When Congress returns
from its August recess, the fireworks will come from three
interrelated issues-counterterrorism, border and port security, and
national security. Republicans, not coincidentally, enjoy a
political advantage on all three and expect extensive media
coverage of these high-profile issues to give them a much-needed
political boost going into the November elections.
Though the fall session will be brief, congressional leaders hope
to force votes on some or all of the following:
• One or more bills to clarify the
legality of National Security Agency programs to monitor phone
calls, financial transactions and other communications involving
suspected terrorists and persons in the U.S.
• Legislation granting explicit approval
for the military tribunals used to prosecute suspected terrorists
at Guantanamo Bay. (The Supreme Court ruled in its Hamdan decision
that the current system lacks proper authorization from
Congress.)
• A legislative enhancement of our port
security that would establish more stringent security standards for
ports and authorize an additional $5.5 billion for port security
needs.
• Final approval of the annual spending bills for the
Pentagon and the Department of Homeland Security.
• A second attempt to confirm John Bolton as U.S. ambassador
to the United Nations.
Democrat Obstructionism
Congressional leaders may try to advance other legislative
initiatives such as those relating to offshore drilling for oil and
natural gas, lobby reform, the presidential line-item veto and a
bill to allow small businesses to form larger groups in order to
buy more affordable health insurance. Because each is controversial
and would therefore prompt Democratic filibusters, none stands a
realistic chance of receiving that most precious commodity-floor
time. Senate Majority Leader Bill Frist (R.-Tenn.) and House
Speaker Dennis Hastert (R.-Ill.) are determined to end the fall
session in late September to give politically endangered
Republicans six uninterrupted weeks to return to their districts
and campaign.
The one exception will be the anti-terrorism agenda listed above.
Republican leaders will be more than happy if their Democratic
colleagues erect procedural hurdles against these efforts to fight
terrorist organizations. After all, the world will be
watching.
And erect them the Democrats will.
Case in point: the controversial August 17 decision by federal
District Court Judge Anna Diggs Taylor that the Bush
Administration's terrorist surveillance program was
unconstitutional. Taylor, an appointee of President Jimmy Carter,
accepted the arguments of the lead plaintiff, the ACLU, that the
program violates privacy and free speech rights, the constitutional
separation of powers and the Foreign Intelligence Surveillance Act,
which created special courts to assess the legality of secret
surveillance within the United States.
Republicans denounced the decision. "We stop terrorists," Speaker
Hastert said, "by watching them, following them, listening in on
their plans and then arresting them before they can strike. Our
terrorist surveillance programs ... saved the day by foiling the
London terror plot." House Intelligence Committee Chairman Pete
Hoekstra (R.-Mich.) said: "It is disappointing that a judge would
take it upon herself to disarm America during a time of war."

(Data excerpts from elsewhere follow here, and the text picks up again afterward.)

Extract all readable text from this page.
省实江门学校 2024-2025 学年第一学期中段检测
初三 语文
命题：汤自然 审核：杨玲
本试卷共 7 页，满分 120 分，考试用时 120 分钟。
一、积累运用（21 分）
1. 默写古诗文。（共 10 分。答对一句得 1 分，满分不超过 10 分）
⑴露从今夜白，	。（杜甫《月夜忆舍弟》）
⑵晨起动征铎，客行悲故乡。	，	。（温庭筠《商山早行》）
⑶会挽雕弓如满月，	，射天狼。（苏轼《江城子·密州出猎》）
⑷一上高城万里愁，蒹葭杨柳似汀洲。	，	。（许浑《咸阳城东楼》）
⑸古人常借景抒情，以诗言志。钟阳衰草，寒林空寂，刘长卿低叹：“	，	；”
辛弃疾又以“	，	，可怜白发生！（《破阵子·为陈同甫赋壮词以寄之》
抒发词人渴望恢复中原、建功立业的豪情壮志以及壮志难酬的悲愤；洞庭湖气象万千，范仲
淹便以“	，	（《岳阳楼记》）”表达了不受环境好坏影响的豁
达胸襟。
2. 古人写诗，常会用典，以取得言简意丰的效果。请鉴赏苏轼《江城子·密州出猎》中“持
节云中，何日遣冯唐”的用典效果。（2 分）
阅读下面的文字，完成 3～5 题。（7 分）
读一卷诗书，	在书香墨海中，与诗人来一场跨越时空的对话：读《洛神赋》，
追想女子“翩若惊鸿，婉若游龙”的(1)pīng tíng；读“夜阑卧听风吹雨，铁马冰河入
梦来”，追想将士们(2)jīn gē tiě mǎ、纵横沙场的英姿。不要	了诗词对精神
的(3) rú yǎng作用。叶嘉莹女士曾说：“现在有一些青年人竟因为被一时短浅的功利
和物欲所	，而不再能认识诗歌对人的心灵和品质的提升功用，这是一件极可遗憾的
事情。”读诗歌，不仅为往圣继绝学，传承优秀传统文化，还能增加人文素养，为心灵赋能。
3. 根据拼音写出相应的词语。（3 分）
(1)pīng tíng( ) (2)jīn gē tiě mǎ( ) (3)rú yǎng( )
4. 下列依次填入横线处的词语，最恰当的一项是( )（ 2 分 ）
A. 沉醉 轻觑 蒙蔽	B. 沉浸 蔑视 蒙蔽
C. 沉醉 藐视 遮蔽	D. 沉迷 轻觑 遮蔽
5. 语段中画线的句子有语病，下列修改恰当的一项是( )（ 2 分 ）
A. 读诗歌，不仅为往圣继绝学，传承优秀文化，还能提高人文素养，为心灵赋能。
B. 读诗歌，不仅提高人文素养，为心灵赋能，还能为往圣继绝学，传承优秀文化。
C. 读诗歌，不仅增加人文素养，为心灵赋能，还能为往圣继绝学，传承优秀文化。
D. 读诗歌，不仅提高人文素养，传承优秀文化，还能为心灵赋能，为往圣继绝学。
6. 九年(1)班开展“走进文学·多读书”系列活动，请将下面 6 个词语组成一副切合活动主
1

Yet leading Democrats rushed to the microphones to praise Taylor's
decision. The senior Democrat on the Senate Intelligence Committee,
Jay Rockefeller (D.-W.Va.), labeled the terrorist surveillance
program the Bush Administration's "tragic failure." Senate Minority
Leader Harry Reid (D.-Nev.) said the administration now must "work
with the Congress to develop effective tools to defeat terrorists."
Translation: We Dems will proudly oppose initiatives that offend
our civil-libertarian sensibilities.
Frist, it now appears, will grant Reid his wish and bring to the
Senate floor in September the National Security Surveillance Act of
2006, authored by Senate Judiciary Chairman Arlen Specter (R.-Pa.).
The bill authorizes the surveillance program and, significantly,
acknowledges "the constitutional authority of the President" to
conduct terrorist surveillance. Its preamble, moreover, makes a
case for the program that will be hard to dispute on the campaign
trail. Federal anti-terrorism investigators, it says, should have
"tools at least as broad as those used by federal agents
investigating domestic crimes" such as "drug conspiracies and
money-laundering rings."
However, Specter's bill encompasses but one part of the broader
anti-terrorist agenda.
Other parts of that agenda may be brought to the floor in other
bills such as the Pentagon and Homeland Security spending bills,
but the best floor strategy, as argued in this column last week,
would be to give all of these anti-terrorism initiatives a unique
identity by bundling them together into one robust legislative
package. Call it Patriot Act II. There's no better way to give the
voters a single opportunity to assess the anti-terrorist agenda and
judge their elected officials accordingly.
Mike Franc, who has held a number of positions on Capitol Hill, is vice president of Government Relations at The Heritage Foundation.